İşte aslında ne oluyorsa bize zorunlu, olmazsa olmaz gibi sunulan bu hayata ulaşmak adına yaptıklarımızda oluyor. İşte o zaman Allah’ın ipini gevşetip, batılın ipini tutuyoruz. İşte o zaman üzerimizdeki boya, Allah’ın boyasında batılın boyasına dönüşüyor. Yani aslında renk değiştiriyoruz. Kendimiz olmaktan çıkıp bizden istenen oluyoruz. Oysa biz, Allah’ın istediği olmak zorundayız, eğer bu dünya hayatını geçici bulup Ahiret yurdunu önemsiyor isek.
Harcama merkezli kapitalist sistemin dayattığı bu yaşam biçimi bizi Kur’an ve Sünnet merkezli bir hayattan uzaklaştırdıkça yaşamlarımız Peygamber ve sahabe hayatından uzaklaşıyor. Tüm risalet boyunca İlk İslam aleminin hayatının merkezinde Ahiret yurdu için dünya malından harcama kuralı geçerliydi.
Gerek Mekke döneminde gerekse Medine döneminde tüm Müslümanlar için neredeyse slogan haline gelmiş olan bu ayet aslında bize çok şey anlatıyor.
(وَيَسْأَلُونَكَ مَاذَا يُنفِقُونَ قُلِ الْعَفْوَ كَذَلِكَ يُبيِّنُ اللّهُ لَكُمُ الآيَاتِ لَعَلَّكُمْ تَتَفَكَّرُونَ )
“ Sana neyi infak edeceklerini soruyorlar; deki ihtiyaçtan arta ne varsa” (Bakara-219)
Şüphesiz her Müslümanın ihtiyaç anlayışı farklıydı, hâla da öyledir, ama Allah yolunda harcamak, mülkü ve imkanları Müslümanlar için ve Müslümanlar ile paylaşmak, kendini İslam’a ve Allah’ın davasına adayanlar için bir hayat biçimi olmak zorundadır.
يَا أَيُّهَا الَّذِينَ آَمَنُوا هَلْ أَدُلُّكُمْ عَلَى تِجَارَةٍ تُنجِيكُم مِّنْ عَذَابٍ أَلِيمٍ .
تُؤْمِنُونَ بِاللَّهِ وَرَسُولِهِ وَتُجَاهِدُونَ فِي سَبِيلِ اللَّهِ بِأَمْوَالِكُمْ وَأَنفُسِكُمْ ذَلِكُمْ خَيْرٌ لَّكُمْ إِن كُنتُمْ تتَعْلَمُونَ
“Ey iman edenler! Sizi acı bir azaptan kurtaracak ticareti size göstereyim mi. Allah’a ve Resûlüne inanır, mallarınızla ve canlarınızla Allah yolunda cihad edersiniz. Eğer bilirseniz, bu sizin için daha hayırlıdır.” (Saff-10,11)

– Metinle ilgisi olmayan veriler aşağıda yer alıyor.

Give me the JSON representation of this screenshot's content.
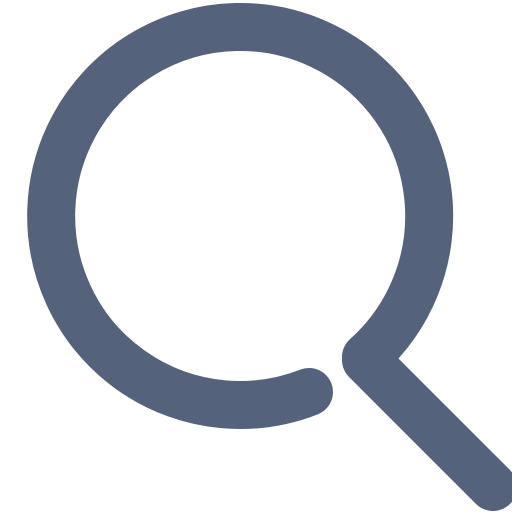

Tüm hayatı ekonomik gerekçeler ve kaygılar üzerine kuran bir toplumun Allah’ın muradına uygun bir hayat yaşaması elbette beklenemez.
Oysa bakın Rabbimiz bize neyin vaadini veriyor : Yeryüzünde hiçbir canlı yoktur ki, rızkı Allah’a ait olmasın. (Hud;6)
Aslında bütün sıkıntılar ve problemler de buradan başlıyor. Allah’ın bize takdir ettiğine değil de nefsimizin arzu ettiğinin peşine düşüp onu kazanma adına bütün yaşamı işte bu batıl anlayışa teslim ediyoruz. Tüm zamanların değişmeyen ve değişmeyecek olan ölçüsü Hz. Peygamber (sav) bakın bize nasıl yol gösteriyor:
“Eğer siz Allah’a gereği gibi güvenseydiniz, (Allah), kuşları doyurduğu gibi sizi de rızıklandırırdı. Kuşlar sabahları kursakları boş olarak çıktıkları halde akşam dolu kursaklarla dönerler.” (Tirmizî, Zühd 33. Ayrıca bk. İbni Mâce, Zühd 14)
Dünya insanlık adına ve Müslümanlar aleyhine hiçde iç açıcı bir yere gitmiyor. Tüm dünya coğrafyasında nerede bir zülüm, eziyet ve katliam varsa mutlaka bundan sadece Müslümanlar etkileniyor. Yani aslında tüm planlar Müslümanlar üzerine yapılıyor. Sıranın hangi ülkeye, hangi topluluğa geleceğini kimse garanti edemez. Hal böyleyken ve her birimiz kendi ahiretimize hazırlanırken Hz. Peygamberin rehberliğine ve önderliğine hiç olmadığımız kadar ihtiyaç duyuyoruz. Ne buyuruyordu Hz. Peygamber : “Yarım hurma ile de olsa kendinizi ateşten koruyun.”